Ma voi ve le immaginate 500 persone che battono le mani, urlando alalà, al termine di uno spettacolo, mentre l’attore sul palco intona la Canzone del Carnaro, sventolando un tricolore gigantesco?
Sembra incredibile, eppure è successo, ieri sera, a Pescara, nell’ambito della kermesse dannunziana “La Festa della Rivoluzione”, fortemente voluta dal presidente del consiglio regionale abruzzese Lorenzo Sospiri, mentre a Montesilvano si teneva sulla spiaggia il concerto di Jovanotti. La pioggia battente e la presenza a pochi chilometri del famoso cantante, non sono riusciti a scoraggiare i pescaresi dal recarsi all’Aurun: hanno fatto bene.
“Fiume 1919 città d’arte e di vita” di Edoardo Sylos Labini è uno spettacolo da non perdere. Il ritmo è incalzante, la commistione di teatro colto e varietà perfettamente riuscita, la scenografia di foto d’epoca, che ritraggono D’Annunzio e i suoi legionari rivisitata in digitale, raffinatissima. E poi ci si diverte, con i duetti tra Sylos Labini e la protagonista femminile, Mariangela Robustelli, Ermione nello spettacolo, e i rimandi satirici all’attualità improvvisati dal protagonista come in uno spettacolo di varietà. Certo Fiume 1919 è soprattutto una storia erudita dell’opera e della vita di D’Annunzio e dell’Impresa, in cui la sceneggiatura di Leonardo Petrillo è stata abilmente integrata con i testi pubblicati nel numero monografico di Culturaidentità dedicato appunto al centenario della marcia di Ronchi e della presa della città dalmata, ma come sempre accade quando la cultura si sposa in modo efficace con l’arte e con la poesia, lo spettacolo sopratutto emoziona, entusiasma, addirittura commuove. Emozionano i discorsi del Vate recitati da Edoardo; entusiasmano i racconti delle intrepide azioni legionarie che ricordano che il nostro non è solo un popolo di piagnoni e aspiranti disertori, ma anche di eroi ed idealisti; commuovono le canzoni e la voce di Mariangela soprattutto quando chiamano la folla in platea all'”ultima alalà”. Bello.

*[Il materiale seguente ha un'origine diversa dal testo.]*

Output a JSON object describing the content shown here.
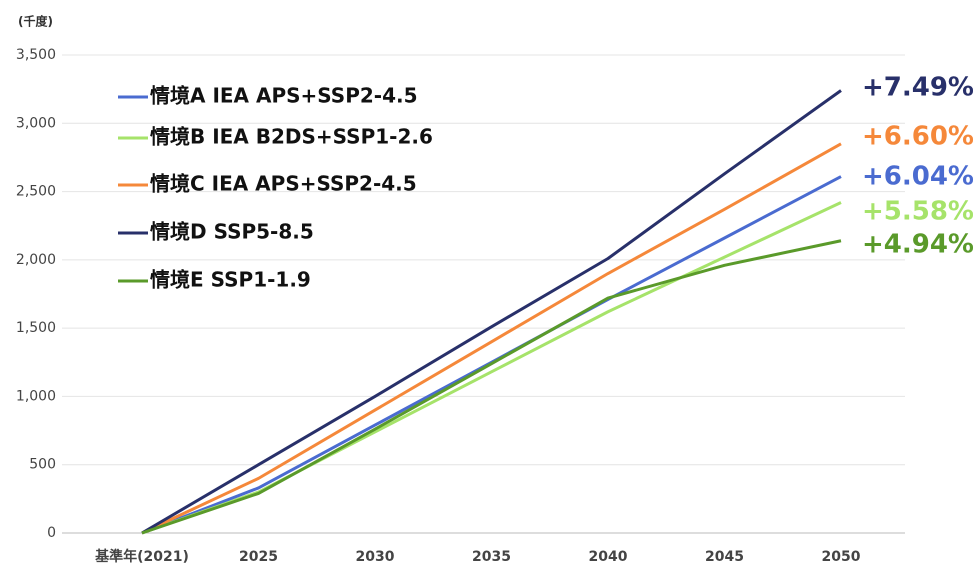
{
  "chart_data": {
    "type": "line",
    "y_axis_label": "(千度)",
    "categories": [
      "基準年(2021)",
      "2025",
      "2030",
      "2035",
      "2040",
      "2045",
      "2050"
    ],
    "ylim": [
      0,
      3500
    ],
    "yticks": [
      0,
      {
        "value": 500,
        "label": "500"
      },
      {
        "value": 1000,
        "label": "1,000"
      },
      {
        "value": 1500,
        "label": "1,500"
      },
      {
        "value": 2000,
        "label": "2,000"
      },
      {
        "value": 2500,
        "label": "2,500"
      },
      {
        "value": 3000,
        "label": "3,000"
      },
      {
        "value": 3500,
        "label": "3,500"
      }
    ],
    "grid": true,
    "legend": "upper left",
    "series": [
      {
        "name": "情境A IEA APS+SSP2-4.5",
        "color": "#4a6bd0",
        "values": [
          0,
          330,
          790,
          1250,
          1710,
          2160,
          2610
        ],
        "end_label": "+6.04%"
      },
      {
        "name": "情境B IEA B2DS+SSP1-2.6",
        "color": "#a6e36a",
        "values": [
          0,
          300,
          740,
          1180,
          1620,
          2020,
          2420
        ],
        "end_label": "+5.58%"
      },
      {
        "name": "情境C IEA APS+SSP2-4.5",
        "color": "#f5883a",
        "values": [
          0,
          400,
          900,
          1400,
          1900,
          2370,
          2850
        ],
        "end_label": "+6.60%"
      },
      {
        "name": "情境D SSP5-8.5",
        "color": "#28306a",
        "values": [
          0,
          500,
          1000,
          1510,
          2010,
          2630,
          3240
        ],
        "end_label": "+7.49%"
      },
      {
        "name": "情境E SSP1-1.9",
        "color": "#5a9a2a",
        "values": [
          0,
          290,
          760,
          1240,
          1720,
          1960,
          2140
        ],
        "end_label": "+4.94%"
      }
    ]
  }
}
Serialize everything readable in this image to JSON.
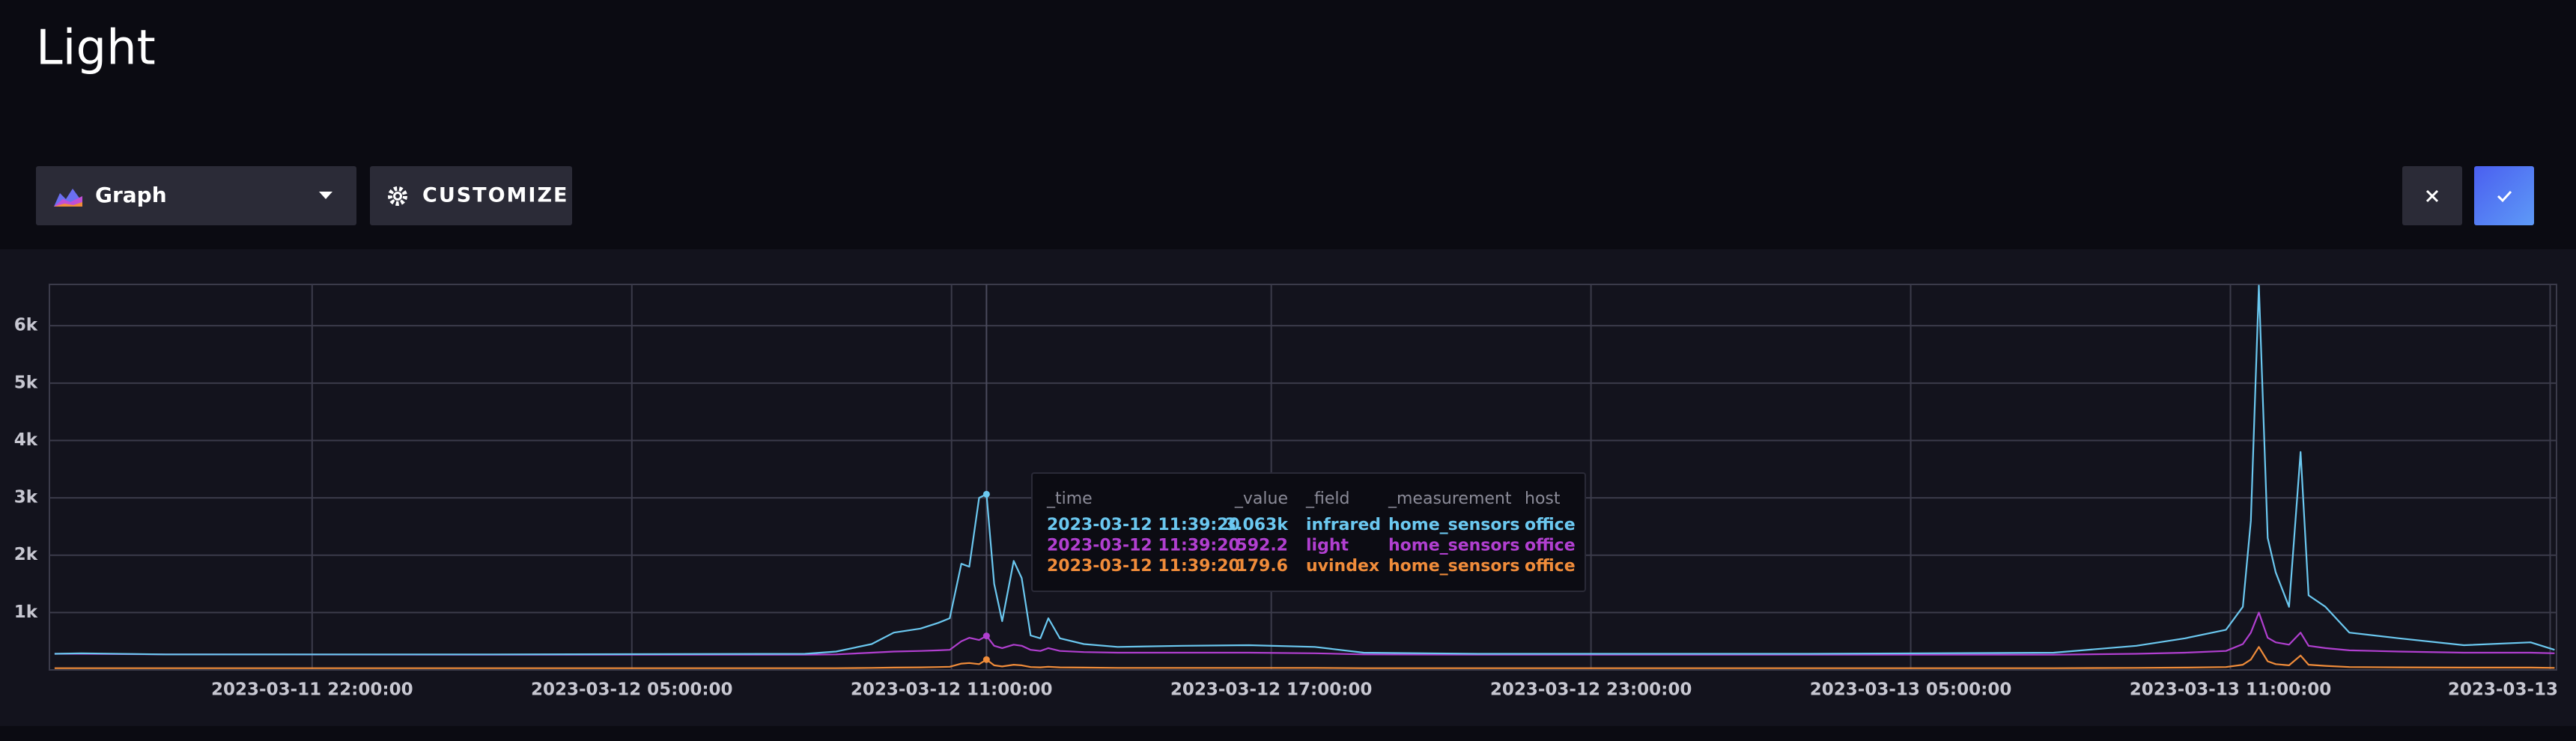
{
  "header": {
    "title": "Light"
  },
  "toolbar": {
    "view_type": "Graph",
    "customize": "CUSTOMIZE"
  },
  "chart_data": {
    "type": "line",
    "x": [
      1678583400000,
      1678585200000,
      1678590900000,
      1678613100000,
      1678634100000,
      1678636200000,
      1678638600000,
      1678640100000,
      1678641900000,
      1678643100000,
      1678643880000,
      1678644660000,
      1678645200000,
      1678645860000,
      1678646360000,
      1678646880000,
      1678647420000,
      1678648200000,
      1678648740000,
      1678649340000,
      1678650000000,
      1678650540000,
      1678651320000,
      1678652940000,
      1678655220000,
      1678659600000,
      1678664100000,
      1678668540000,
      1678671840000,
      1678679580000,
      1678701840000,
      1678718460000,
      1678724040000,
      1678727340000,
      1678730100000,
      1678731240000,
      1678731780000,
      1678732320000,
      1678732920000,
      1678733460000,
      1678734360000,
      1678735140000,
      1678735680000,
      1678736820000,
      1678738440000,
      1678741800000,
      1678746180000,
      1678750680000,
      1678752300000
    ],
    "series": [
      {
        "name": "infrared",
        "color": "#6bc8f0",
        "values": [
          280,
          290,
          270,
          270,
          280,
          320,
          450,
          650,
          720,
          820,
          900,
          1850,
          1800,
          3000,
          3063,
          1500,
          850,
          1900,
          1600,
          600,
          550,
          900,
          550,
          450,
          400,
          420,
          430,
          400,
          300,
          280,
          280,
          300,
          420,
          550,
          700,
          1100,
          2600,
          6700,
          2300,
          1700,
          1100,
          3800,
          1300,
          1100,
          650,
          550,
          430,
          480,
          350
        ]
      },
      {
        "name": "light",
        "color": "#b13fd0",
        "values": [
          280,
          280,
          270,
          265,
          265,
          270,
          300,
          320,
          330,
          340,
          350,
          500,
          560,
          520,
          592.2,
          420,
          380,
          440,
          420,
          350,
          330,
          380,
          330,
          310,
          300,
          300,
          300,
          290,
          270,
          265,
          265,
          265,
          280,
          300,
          330,
          450,
          650,
          1000,
          560,
          480,
          440,
          650,
          420,
          380,
          340,
          320,
          300,
          300,
          290
        ]
      },
      {
        "name": "uvindex",
        "color": "#f08c3a",
        "values": [
          30,
          30,
          30,
          30,
          30,
          30,
          35,
          40,
          45,
          50,
          55,
          110,
          120,
          100,
          179.6,
          80,
          60,
          90,
          80,
          50,
          45,
          55,
          45,
          40,
          35,
          35,
          35,
          35,
          30,
          30,
          30,
          30,
          35,
          40,
          50,
          90,
          180,
          400,
          150,
          100,
          80,
          250,
          90,
          70,
          50,
          45,
          40,
          40,
          35
        ]
      }
    ],
    "xlim": [
      1678583052000,
      1678752432000
    ],
    "xticks": [
      {
        "value": 1678600800000,
        "label": "2023-03-11 22:00:00"
      },
      {
        "value": 1678622400000,
        "label": "2023-03-12 05:00:00"
      },
      {
        "value": 1678644000000,
        "label": "2023-03-12 11:00:00"
      },
      {
        "value": 1678665600000,
        "label": "2023-03-12 17:00:00"
      },
      {
        "value": 1678687200000,
        "label": "2023-03-12 23:00:00"
      },
      {
        "value": 1678708800000,
        "label": "2023-03-13 05:00:00"
      },
      {
        "value": 1678730400000,
        "label": "2023-03-13 11:00:00"
      },
      {
        "value": 1678752000000,
        "label": "2023-03-13"
      }
    ],
    "ylim": [
      0,
      6720
    ],
    "yticks": [
      {
        "value": 1000,
        "label": "1k"
      },
      {
        "value": 2000,
        "label": "2k"
      },
      {
        "value": 3000,
        "label": "3k"
      },
      {
        "value": 4000,
        "label": "4k"
      },
      {
        "value": 5000,
        "label": "5k"
      },
      {
        "value": 6000,
        "label": "6k"
      }
    ],
    "grid": true,
    "tooltip": {
      "columns": [
        "_time",
        "_value",
        "_field",
        "_measurement",
        "host"
      ],
      "time": "2023-03-12 11:39:20",
      "hover_x": 1678646360000,
      "rows": [
        {
          "value": "3.063k",
          "measurement": "home_sensors",
          "host": "office"
        },
        {
          "value": "592.2",
          "measurement": "home_sensors",
          "host": "office"
        },
        {
          "value": "179.6",
          "measurement": "home_sensors",
          "host": "office"
        }
      ]
    }
  }
}
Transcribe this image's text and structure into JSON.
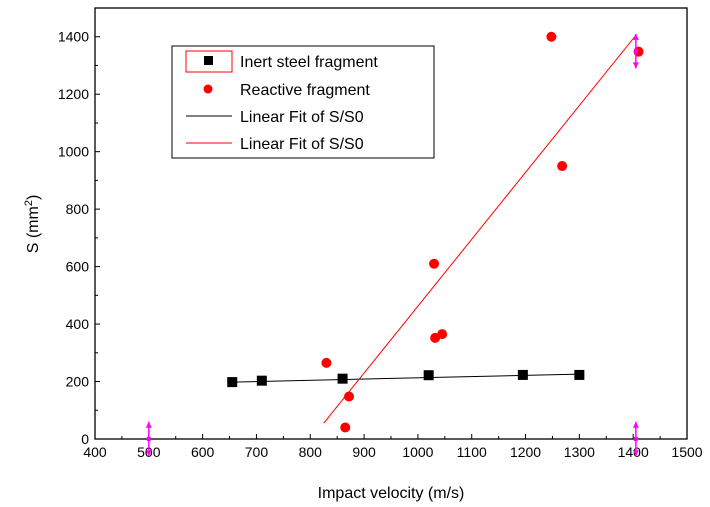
{
  "chart_data": {
    "type": "scatter",
    "xlabel": "Impact velocity (m/s)",
    "ylabel_main": "S (mm",
    "ylabel_sup": "2",
    "ylabel_close": ")",
    "xlim": [
      400,
      1500
    ],
    "ylim": [
      0,
      1500
    ],
    "xticks": [
      400,
      500,
      600,
      700,
      800,
      900,
      1000,
      1100,
      1200,
      1300,
      1400,
      1500
    ],
    "yticks": [
      0,
      200,
      400,
      600,
      800,
      1000,
      1200,
      1400
    ],
    "grid": false,
    "legend_position": "top-left",
    "series": [
      {
        "name": "Inert steel fragment",
        "marker": "square",
        "color": "#000000",
        "points": [
          [
            655,
            198
          ],
          [
            710,
            203
          ],
          [
            860,
            210
          ],
          [
            1020,
            222
          ],
          [
            1195,
            223
          ],
          [
            1300,
            223
          ]
        ]
      },
      {
        "name": "Reactive fragment",
        "marker": "circle",
        "color": "#ff0000",
        "points": [
          [
            830,
            265
          ],
          [
            865,
            40
          ],
          [
            872,
            148
          ],
          [
            1030,
            610
          ],
          [
            1032,
            352
          ],
          [
            1045,
            365
          ],
          [
            1248,
            1400
          ],
          [
            1268,
            950
          ],
          [
            1410,
            1348
          ]
        ]
      }
    ],
    "fits": [
      {
        "name": "Linear Fit of S/S0",
        "color": "#000000",
        "from": [
          655,
          198
        ],
        "to": [
          1300,
          226
        ]
      },
      {
        "name": "Linear Fit of S/S0",
        "color": "#ff0000",
        "from": [
          825,
          55
        ],
        "to": [
          1405,
          1405
        ]
      }
    ],
    "markers_magenta": [
      {
        "x": 500,
        "y_from": -60,
        "y_to": 60
      },
      {
        "x": 1405,
        "y_from": -60,
        "y_to": 60
      },
      {
        "x": 1405,
        "y_from": 1290,
        "y_to": 1410
      }
    ]
  }
}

Una prima, quella di Pescara, da replicare in giro per l’Italia, con un’operazione metapolitica che può contribuire a consolidare un immaginario e a trasformare il “comune sentire”, stimolato dalle suggestioni che il teatro sa produrre e liberare nell’applauso finale, in un “comune pensare” strutturato e dotato di piena cittadinanza nella cosiddetta “cultura alta”.